Wednesday, May 12, 2010

Cole Bares All

         Let me brag on myself.  Eight smokin' HOT pages.  No big deal to most of you but considering my typical glacial pace...zippity-doo-dah!
          Consider also that these same eight pages comprise a love scene that's been mostly in my head, perhaps a page of which has been on paper, for five freakin' weeks.
          This is not to say I've been doing nothing during all that time. What I've been doing is ... well, my usual, well, ah...tweaking.  Tweaking that this time caused the manuscript to double in size. Not that it was that big to begin with. But dialogue eats up a lot more of the screen than you might expect. Also word count.
          So how did this happen?  Zoe Winters, an indie writer I know from Twitter and Facebook and her novella, Kept, posted a funny interview with her hero,  Cole, on her web page.  He's a lot different from my Cole. For one thing, he's a werewolf. But I thought I'd give it a try.
          Before he could pencil me in for the interview, Cole had to have a talk with his boss.  Scary. Gave me new insight and perspective. Gave Cole a whole new angle, also a shorter fuse.
         "I don't answer reporter girl's questions, why should I answer yours?"
         "You want to get into her pants, Cole?"
          "Huh."
          "Your noncommittal grunts don't really translate well in this format."
          Turns out Cole did have a few things to say about the percolating, but going- nowhere-fast, sex scene.
         "You're putting me in a spa robe? That'll be the day, sister."
         "We want to get a good look at your manly chest."
         "And what? That's the best you can do?"
         "Come on,  Cole. I gave you Timberlands before."
         "The next time I slide that glass door open and step onto that deck, I'm barefoot, baby."
         "Right. Barefoot. Spa robe. See how that works?"
         "See how that DOESN'T work?"
         "Well, um, no. That's why it's been hanging me up for, like, five freakin' weeks!"
          "Robe drops. And?"
          "What do you suggest?"
          He whistles a little David Rose ditty made famous in a long ago Noxzema shaving cream commercial.
          "That is so not you, Cole."
          "Sure about that?"
          "Well..."
           "What if I'm after something?"
          "You mean besides sex?"
          "Yeah."
          "Hmm. Okay. Jeans, flannel shirt. Got it."
          "And lose the champagne bucket.  That's so not me, either."
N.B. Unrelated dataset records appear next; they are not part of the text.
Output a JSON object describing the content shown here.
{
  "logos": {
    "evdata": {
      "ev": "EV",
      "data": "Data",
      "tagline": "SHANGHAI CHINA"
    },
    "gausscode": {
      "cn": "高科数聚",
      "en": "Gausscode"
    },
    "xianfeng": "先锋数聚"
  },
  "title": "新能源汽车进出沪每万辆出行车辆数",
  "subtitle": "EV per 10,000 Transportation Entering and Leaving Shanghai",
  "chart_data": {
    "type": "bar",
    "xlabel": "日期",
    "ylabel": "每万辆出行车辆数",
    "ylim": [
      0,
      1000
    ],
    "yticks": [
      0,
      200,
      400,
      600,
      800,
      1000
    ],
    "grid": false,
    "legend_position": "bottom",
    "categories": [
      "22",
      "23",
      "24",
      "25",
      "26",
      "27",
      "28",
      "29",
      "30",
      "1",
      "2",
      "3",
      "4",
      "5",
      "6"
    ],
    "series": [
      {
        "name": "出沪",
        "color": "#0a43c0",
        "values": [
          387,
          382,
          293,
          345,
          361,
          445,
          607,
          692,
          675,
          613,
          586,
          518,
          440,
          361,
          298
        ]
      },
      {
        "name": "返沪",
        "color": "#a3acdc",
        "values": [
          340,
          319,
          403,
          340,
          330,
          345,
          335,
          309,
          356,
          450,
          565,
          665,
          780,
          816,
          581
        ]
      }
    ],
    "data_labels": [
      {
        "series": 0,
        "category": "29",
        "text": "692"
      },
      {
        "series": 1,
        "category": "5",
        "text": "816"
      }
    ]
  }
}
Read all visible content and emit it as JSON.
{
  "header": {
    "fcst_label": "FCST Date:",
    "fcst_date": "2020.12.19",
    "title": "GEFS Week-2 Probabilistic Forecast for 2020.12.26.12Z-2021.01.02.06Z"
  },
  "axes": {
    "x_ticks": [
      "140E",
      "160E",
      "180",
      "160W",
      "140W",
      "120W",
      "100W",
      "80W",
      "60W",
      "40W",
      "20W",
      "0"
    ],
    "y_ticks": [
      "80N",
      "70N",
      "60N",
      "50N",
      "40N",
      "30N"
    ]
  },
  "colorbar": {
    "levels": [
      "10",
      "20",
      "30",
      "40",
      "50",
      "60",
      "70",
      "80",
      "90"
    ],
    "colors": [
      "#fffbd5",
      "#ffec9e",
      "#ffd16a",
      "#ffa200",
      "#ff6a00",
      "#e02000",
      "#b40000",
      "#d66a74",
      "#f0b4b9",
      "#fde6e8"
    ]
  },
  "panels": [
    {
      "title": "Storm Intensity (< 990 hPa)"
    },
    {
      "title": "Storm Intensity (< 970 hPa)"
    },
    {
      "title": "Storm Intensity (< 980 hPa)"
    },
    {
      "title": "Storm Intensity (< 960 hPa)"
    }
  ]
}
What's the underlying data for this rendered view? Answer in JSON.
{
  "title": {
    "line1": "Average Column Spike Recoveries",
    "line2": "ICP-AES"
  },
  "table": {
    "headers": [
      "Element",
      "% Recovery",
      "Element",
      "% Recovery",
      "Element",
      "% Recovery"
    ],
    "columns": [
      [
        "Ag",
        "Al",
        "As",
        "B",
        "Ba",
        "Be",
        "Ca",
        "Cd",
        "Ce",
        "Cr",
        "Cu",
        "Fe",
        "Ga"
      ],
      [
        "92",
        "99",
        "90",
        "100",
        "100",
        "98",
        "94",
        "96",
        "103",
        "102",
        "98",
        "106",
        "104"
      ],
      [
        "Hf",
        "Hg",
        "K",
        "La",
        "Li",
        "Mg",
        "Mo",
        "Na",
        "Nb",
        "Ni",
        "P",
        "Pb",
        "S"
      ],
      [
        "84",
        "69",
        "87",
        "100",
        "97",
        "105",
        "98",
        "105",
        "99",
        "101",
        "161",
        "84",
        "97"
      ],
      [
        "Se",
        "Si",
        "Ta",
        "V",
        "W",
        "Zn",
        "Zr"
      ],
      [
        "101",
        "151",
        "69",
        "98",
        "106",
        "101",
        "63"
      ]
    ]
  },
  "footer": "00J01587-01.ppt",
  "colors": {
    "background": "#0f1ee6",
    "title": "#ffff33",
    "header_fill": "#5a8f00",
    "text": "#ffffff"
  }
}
        But here's the interesting thing about the scene now.  It's not just about the sex. Both characters have goals and those goals conflict. Even though they move closer, tension remains. And, of course, sex complicates everything. Which moves us forward. At last.
         Yay! Onto the next scene.

12 comments:

Zoe Winters said...

Hehe Nice. Except my Cole isn't a vampire either, he's a werewolf. Anthony is the vampire.

Taryn Kincaid said...

My bad. Correcting it now.

Zoe Winters said...

YAY TY.

Janet Lane Walters said...

Terri, glad to hear those pages are coming. The interview is cute.

Wendy S Marcus said...

Wow! There's a lot going on in that head of yours! Is Cole wearing the champagne bucket? And for the record, I'm a big fan of the spa robe! One little tug and.....whoa....would you look at that?!

Are you going to share the scene at the next HVRWA meeting?

Taryn Kincaid said...

Janet--

Coming, yes. Going, as always, a problem.

Taryn Kincaid said...

Wendy --

I try to keep everything compartmentalized. Unfortunately, it all tends to overlap and overflow.

The "whoa, would you look at that," was a little too easy in this instance. No, he was not wearing the champagne bucket. He was bringing it out to the hot tub. But he's more a brew kind of guy.

Reading this scene at a meeting? Not on your ever-lovin' life!

Kat Attalla said...

Now that scene reveals more about Cole's character than ten pages of discription ever would.

Taryn Kincaid said...

Can't help it. I'm a description whore.

(Metaphors 'R' Us.)

Gina Rosavin said...

See, I made it back! Really annoying how the work interferes with my life! LOL!

I love how awesome it is that you got 8 pages done, while I am dancing about *cutting* that much and more! :D

Great interview - I do that while I'm driving with my characters, should try doing it while I can actually capture it!

And I think he should wear the robe. Brew kind of guys do appreciate finer things too - even if grudgingly! LOL!

Taryn Kincaid said...

Oh, I'll get him in the robe. Just not this scene. Maybe the next. When he's sneaking a peek at the flash drive.

Mr. Brannigan does indeed appreciate the finer things. Even if you have to twist his arm a little.

Liz said...

Nice interview. Is he available for interview with...um....me?